Wednesday, November 18, 2009

Water Consumption Important for Carnivores

In addition to fat, water is very important for carnivores, including humans eating a carnivorous diet. Inuits still eating a meat/seafood-heavy diet reportedly drink large quantities of water:

[The Inuit drink] large quantities of water (5 to 6 litres per day), characteristic of the protein-rich diet that triggers renal elimination of the products of catabolism. Jeremy MacClancy, Consuming the Inedible: Neglected Dimensions, p. 123

There's also the example of wolves and other carnivores who drink copious amounts of water after feasting on flesh. This vid is not of an actual wolf, but you get the idea: Josie Wales Wolfdog Wolf Dog drinking Water

Five to six liters is about 10.5 to 12.5 pints of water a day. That sounds excessive to me, so if anyone has any information on how much water the Inuit drank, I'd appreciate it.

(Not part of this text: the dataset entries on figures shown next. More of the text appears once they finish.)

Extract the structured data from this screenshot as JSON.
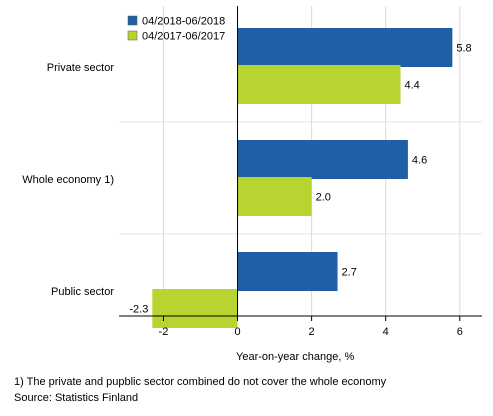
{
  "chart_data": {
    "type": "bar",
    "orientation": "horizontal",
    "categories": [
      "Private sector",
      "Whole economy 1)",
      "Public sector"
    ],
    "series": [
      {
        "name": "04/2018-06/2018",
        "color": "#1f5fa6",
        "values": [
          5.8,
          4.6,
          2.7
        ]
      },
      {
        "name": "04/2017-06/2017",
        "color": "#b8d430",
        "values": [
          4.4,
          2.0,
          -2.3
        ]
      }
    ],
    "xlabel": "Year-on-year change, %",
    "xlim": [
      -3.2,
      6.6
    ],
    "xticks": [
      -2,
      0,
      2,
      4,
      6
    ],
    "tick_labels": [
      "-2",
      "0",
      "2",
      "4",
      "6"
    ],
    "grid": true,
    "legend_position": "top-left"
  },
  "footnote": "1) The private and pupblic sector combined do not cover the whole economy",
  "source": "Source: Statistics Finland"
}
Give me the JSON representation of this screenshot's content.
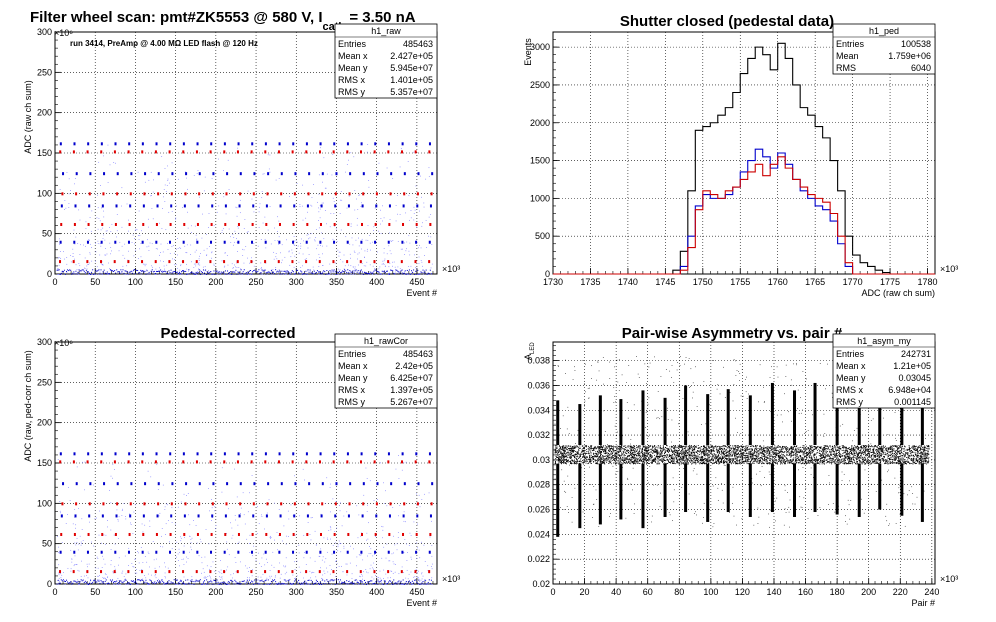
{
  "window": {
    "title": ""
  },
  "chart_data": [
    {
      "id": "raw",
      "type": "scatter",
      "title": "Filter wheel scan: pmt#ZK5553 @   580 V, I",
      "title_sub": "cath",
      "title_tail": " = 3.50 nA",
      "annotation": "run 3414, PreAmp @ 4.00 MΩ   LED flash @  120 Hz",
      "xlabel": "Event #",
      "ylabel": "ADC (raw ch sum)",
      "x_exp": "×10³",
      "y_exp": "×10⁶",
      "xlim": [
        0,
        475
      ],
      "ylim": [
        0,
        300
      ],
      "xticks": [
        0,
        50,
        100,
        150,
        200,
        250,
        300,
        350,
        400,
        450
      ],
      "yticks": [
        0,
        50,
        100,
        150,
        200,
        250,
        300
      ],
      "grid": true,
      "stats": {
        "name": "h1_raw",
        "rows": [
          [
            "Entries",
            "485463"
          ],
          [
            "Mean x",
            "2.427e+05"
          ],
          [
            "Mean y",
            "5.945e+07"
          ],
          [
            "RMS x",
            "1.401e+05"
          ],
          [
            "RMS y",
            "5.357e+07"
          ]
        ]
      },
      "levels": [
        0,
        16,
        40,
        62,
        85,
        100,
        125,
        152,
        162
      ],
      "period": 17,
      "colors": {
        "high": "#e00000",
        "low": "#0000cc",
        "dot": "#8080ff"
      }
    },
    {
      "id": "ped",
      "type": "line",
      "title": "Shutter closed (pedestal data)",
      "xlabel": "ADC (raw ch sum)",
      "ylabel": "Events",
      "x_exp": "×10³",
      "xlim": [
        1730,
        1781
      ],
      "ylim": [
        0,
        3200
      ],
      "xticks": [
        1730,
        1735,
        1740,
        1745,
        1750,
        1755,
        1760,
        1765,
        1770,
        1775,
        1780
      ],
      "yticks": [
        0,
        500,
        1000,
        1500,
        2000,
        2500,
        3000
      ],
      "grid": true,
      "stats": {
        "name": "h1_ped",
        "rows": [
          [
            "Entries",
            "100538"
          ],
          [
            "Mean",
            "1.759e+06"
          ],
          [
            "RMS",
            "6040"
          ]
        ]
      },
      "series": [
        {
          "color": "#000000",
          "x": [
            1730,
            1745,
            1746,
            1747,
            1748,
            1749,
            1750,
            1751,
            1752,
            1753,
            1754,
            1755,
            1756,
            1757,
            1758,
            1759,
            1760,
            1761,
            1762,
            1763,
            1764,
            1765,
            1766,
            1767,
            1768,
            1769,
            1770,
            1771,
            1772,
            1773,
            1774,
            1775,
            1781
          ],
          "y": [
            0,
            0,
            50,
            300,
            1100,
            1900,
            1950,
            2000,
            2100,
            2200,
            2400,
            2650,
            2850,
            3000,
            2900,
            2700,
            3050,
            2850,
            2500,
            2200,
            2100,
            1950,
            1800,
            1500,
            1100,
            500,
            250,
            150,
            100,
            50,
            20,
            0,
            0
          ]
        },
        {
          "color": "#0000cc",
          "x": [
            1730,
            1746,
            1747,
            1748,
            1749,
            1750,
            1751,
            1752,
            1753,
            1754,
            1755,
            1756,
            1757,
            1758,
            1759,
            1760,
            1761,
            1762,
            1763,
            1764,
            1765,
            1766,
            1767,
            1768,
            1769,
            1770,
            1781
          ],
          "y": [
            0,
            0,
            100,
            500,
            900,
            1050,
            1000,
            1000,
            1050,
            1150,
            1350,
            1500,
            1650,
            1550,
            1400,
            1600,
            1450,
            1250,
            1100,
            1000,
            900,
            850,
            700,
            400,
            100,
            0,
            0
          ]
        },
        {
          "color": "#cc0000",
          "x": [
            1730,
            1746,
            1747,
            1748,
            1749,
            1750,
            1751,
            1752,
            1753,
            1754,
            1755,
            1756,
            1757,
            1758,
            1759,
            1760,
            1761,
            1762,
            1763,
            1764,
            1765,
            1766,
            1767,
            1768,
            1769,
            1770,
            1781
          ],
          "y": [
            0,
            0,
            50,
            350,
            850,
            1100,
            1050,
            1000,
            1100,
            1150,
            1250,
            1350,
            1450,
            1300,
            1450,
            1550,
            1400,
            1250,
            1150,
            1050,
            1000,
            950,
            800,
            500,
            150,
            0,
            0
          ]
        }
      ]
    },
    {
      "id": "rawcor",
      "type": "scatter",
      "title": "Pedestal-corrected",
      "xlabel": "Event #",
      "ylabel": "ADC (raw, ped-corr ch sum)",
      "x_exp": "×10³",
      "y_exp": "×10⁶",
      "xlim": [
        0,
        475
      ],
      "ylim": [
        0,
        300
      ],
      "xticks": [
        0,
        50,
        100,
        150,
        200,
        250,
        300,
        350,
        400,
        450
      ],
      "yticks": [
        0,
        50,
        100,
        150,
        200,
        250,
        300
      ],
      "grid": true,
      "stats": {
        "name": "h1_rawCor",
        "rows": [
          [
            "Entries",
            "485463"
          ],
          [
            "Mean x",
            "2.42e+05"
          ],
          [
            "Mean y",
            "6.425e+07"
          ],
          [
            "RMS x",
            "1.397e+05"
          ],
          [
            "RMS y",
            "5.267e+07"
          ]
        ]
      },
      "levels": [
        0,
        16,
        40,
        62,
        85,
        100,
        125,
        152,
        162
      ],
      "period": 17,
      "colors": {
        "high": "#e00000",
        "low": "#0000cc",
        "dot": "#8080ff"
      }
    },
    {
      "id": "asym",
      "type": "scatter",
      "title": "Pair-wise Asymmetry vs. pair #",
      "xlabel": "Pair #",
      "ylabel": "A",
      "ylabel_sub": "LED",
      "x_exp": "×10³",
      "xlim": [
        0,
        242
      ],
      "ylim": [
        0.02,
        0.0395
      ],
      "xticks": [
        0,
        20,
        40,
        60,
        80,
        100,
        120,
        140,
        160,
        180,
        200,
        220,
        240
      ],
      "yticks": [
        0.02,
        0.022,
        0.024,
        0.026,
        0.028,
        0.03,
        0.032,
        0.034,
        0.036,
        0.038
      ],
      "grid": true,
      "stats": {
        "name": "h1_asym_my",
        "rows": [
          [
            "Entries",
            "242731"
          ],
          [
            "Mean x",
            "1.21e+05"
          ],
          [
            "Mean y",
            "0.03045"
          ],
          [
            "RMS x",
            "6.948e+04"
          ],
          [
            "RMS y",
            "0.001145"
          ]
        ]
      },
      "band": [
        0.0297,
        0.0312
      ],
      "spike_x": [
        3,
        17,
        30,
        43,
        57,
        71,
        84,
        98,
        111,
        125,
        139,
        153,
        166,
        180,
        194,
        207,
        221,
        234
      ],
      "spike_top": [
        0.0348,
        0.0345,
        0.0352,
        0.0349,
        0.0356,
        0.035,
        0.036,
        0.0353,
        0.0357,
        0.0352,
        0.0362,
        0.0356,
        0.0362,
        0.0356,
        0.036,
        0.0356,
        0.0358,
        0.0353
      ],
      "spike_bottom": [
        0.0238,
        0.0245,
        0.0248,
        0.0252,
        0.0245,
        0.0254,
        0.0258,
        0.025,
        0.0258,
        0.0254,
        0.0258,
        0.0254,
        0.0258,
        0.0256,
        0.0254,
        0.026,
        0.0255,
        0.025
      ]
    }
  ]
}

I drink mostly mineral water myself, as some studies indicate it provides additional benefits and I figure Stone Age water was probably more mineral-rich than most of today's tap or bottled water.

Friday, November 06, 2009

Update: Still Doing Great

I'm still doing great on my stricter version of a Paleo diet (raw carnivore, with only occasional plant foods--basically an Inuit-style diet). The recent relapse of symptoms disappeared within a couple of months and my health is once again better than it's been in decades--even better than it was at my peak during the more conventional Paleo diet.

I don't tell people what to eat. I think folks should work out for themselves what foods they do best on. However, if you don't even try a Paleo diet, how will you know whether it works for you or not?

Note: when eating near-zero-carb like I am currently, one needs to eat a lot of fat to avoid eating excess protein and potentially even risking "rabbit starvation" (which is "protein poisoning" and malnutrition that occurs when eating too little fat or carbs with protein). I seem to do best on around 75 - 85% calories as fat.